In healthcare, Hospital Associated Infections (HAIs) are caused by micro-organisms that usually live quite harmlessly on the human body. Problems occur once they get inside the body. Invasive surgery and weakened immune systems provide opportunities for attack. With increased resistance to antibiotics, “superbugs” such as MRSA and Clostridium difficile, are of particular concern.
Bacteria on the skin are directly responsible for BO, or body odour. When fluid is released in the form of sweat, bacteria breaks it down, yielding a cocktail of unpleasant smelling chemicals. When sweat is absorbed into the fibres of clothing, this creates conditions for bacteria to thrive. High Street retailers bear witness to the way that the apparel industry has embraced anti-microbial technology in producing clothing with odour control. Innovative application, bonding and release methods have been developed to ensure these properties remain in the clothing over a lengthy period of time, helping to maintain freshness by killing odour-causing bacteria through a lifespan of multiple washes.
Whilst the TV adverts tell us that not all bacteria are bad, the war against bugs is a particular priority for the Food Standards Agency and the NHS. The surface coatings, textiles and apparel industries are playing a key role by developing and providing the ammunition to fight back.
Consisting of four presentations, this half day seminar will set out to define and identify harmful bacteria and the various anti-microbial technologies developed for use in coatings and textiles.
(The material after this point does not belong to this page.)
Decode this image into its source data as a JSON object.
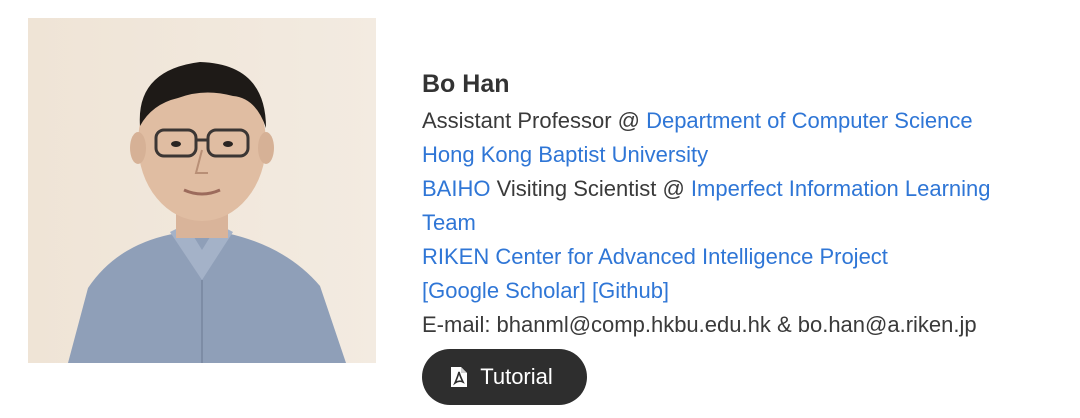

It will include technical and marketing issues as well as environmental and safety concerns. With so much common ground, it will be of particular interest to those involved in healthcare and food preparation, science students and members of the surface coatings and textiles industries. An inclusive help yourself buffet lunch will precede the event from noon. To guarantee a place, early booking is strongly advised.